Scrappy Washougal seniors are ready to pass the torch

Brown, Down and Utter have been on varsity together for four years

timestamp icon
category icon Sports
Washougal seniors Sarah Brown. Kendall Utter and Maddie Down (left to right) have formed a lifelong bond on the basketball court. The Panthers begin the season Wednesday.

If there was a basketball at the bottom of a barrel, Washougal High School seniors Sarah Brown, Maddie Down and Kendall Utter would scrap for it.

Head coach Charlie Boyce loves their tenacity. In fact, he has become spoiled by it.

“If I don’t have practice started by 3 o’clock, they have it started at 3 o’clock,” Boyce said. “Wins and losses won’t define our season. We want to have a good time. By this time next year, these three girls will be gone and this coach will have a tear in his eye.”

These three Panthers go way back. Brown and Utter have played this game together since they were in fifth-grade. Down joined them on the court the next year. Since then, they have been inseparable.

“Basketball never stops for us,” Down said. “It helps when you’re friends before teammates.”

“I like the adrenaline we have,” Utter said. “There’s never a dull moment.”

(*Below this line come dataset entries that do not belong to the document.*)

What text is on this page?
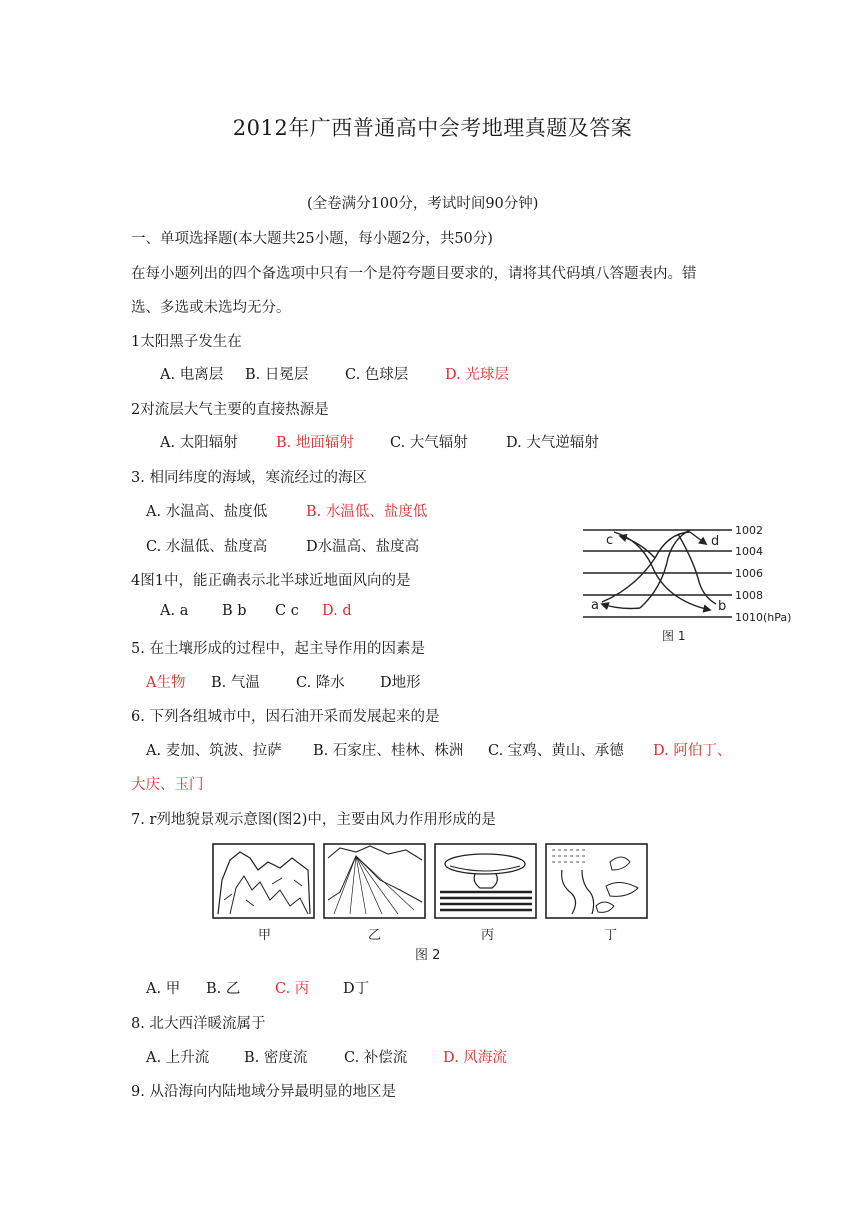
2012年广西普通高中会考地理真题及答案
(全卷满分100分，考试时间90分钟)
一、单项选择题(本大题共25小题，每小题2分，共50分)
在每小题列出的四个备选项中只有一个是符夸题目要求的，请将其代码填八答题表内。错
选、多选或未选均无分。
1太阳黑子发生在
A. 电离层 B. 日冕层	C. 色球层	D. 光球层
2对流层大气主要的直接热源是
A. 太阳辐射	B. 地面辐射 C. 大气辐射	D. 大气逆辐射
3. 相同纬度的海域，寒流经过的海区
A. 水温高、盐度低	B. 水温低、盐度低
C. 水温低、盐度高	D水温高、盐度高
1002
1004
1006
1008
1010(hPa)
a	b
c	d
图 1
4图1中，能正确表示北半球近地面风向的是
A. a B b C c D. d
5. 在土壤形成的过程中，起主导作用的因素是
A生物 B. 气温 C. 降水 D地形
6. 下列各组城市中，因石油开采而发展起来的是
A. 麦加、筑波、拉萨 B. 石家庄、桂林、株洲 C. 宝鸡、黄山、承德 D. 阿伯丁、
大庆、玉门
7. r列地貌景观示意图(图2)中，主要由风力作用形成的是
甲	乙	丙	丁
图 2
A. 甲 B. 乙 C. 丙 D丁
8. 北大西洋暖流属于
A. 上升流 B. 密度流	C. 补偿流 D. 风海流
9. 从沿海向内陆地域分异最明显的地区是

“Every time we get together, it’s like a reign of happiness,” Brown said. “There’s no drama, just a lot of fun.”

With the help of returning varsity juniors Megan Townsend and Savannah McDowell, Brown, Down and Utter are ready to pass the torch to a new generation of Washougal girls basketball players. Last season, these veterans reached the first round of the district tournament for the second year in a row. They are still working toward that first playoff win.

“That would be a nice end result, but for now, we just want to be competitive every day,” Boyce said. “We want to love each other as a family, and make sure we’re prepared every game. As long as we love each other, prepare and compete, it puts us into position to win ball games.”

Boyce said the Panthers will battle with league favorites Mark Morris and Woodland for the top three playoff spots, but they also cannot overlook Hockinson or R.A. Long. Every game and every practice is important.

“Our goal is to play more games every year. We got 22 in last year. This year, it would be great if we could play 24,” Boyce said. “Ideal ally, we want a home playoff game to start of with. That means getting first or second in league.”

Washougal opens the season Wednesday in Tumwater, against Black Hills. After playing three of their first four games on the road, the Panthers round out December with seven home games in a row.

“The first game of the season is always the toughest,” Down said. “It doesn’t matter if you’ve been playing for seven years, you still get nervous.”

Game days in Washougal are filled with emotional peaks and valleys.

“Before every game, I get those nervous but fun and exciting butterflies,” Brown said. “Once that ball starts bouncing around, we scrap. It’s all about having fun, and being passionate about the game.”

Time flies when you’re scrapping for basketballs. Brown, Down and Utter cannot believe their high school careers are going to be all over in just a few short months. They are not going to take any day they have left together for granted.

“Make every minute count,” Utter said.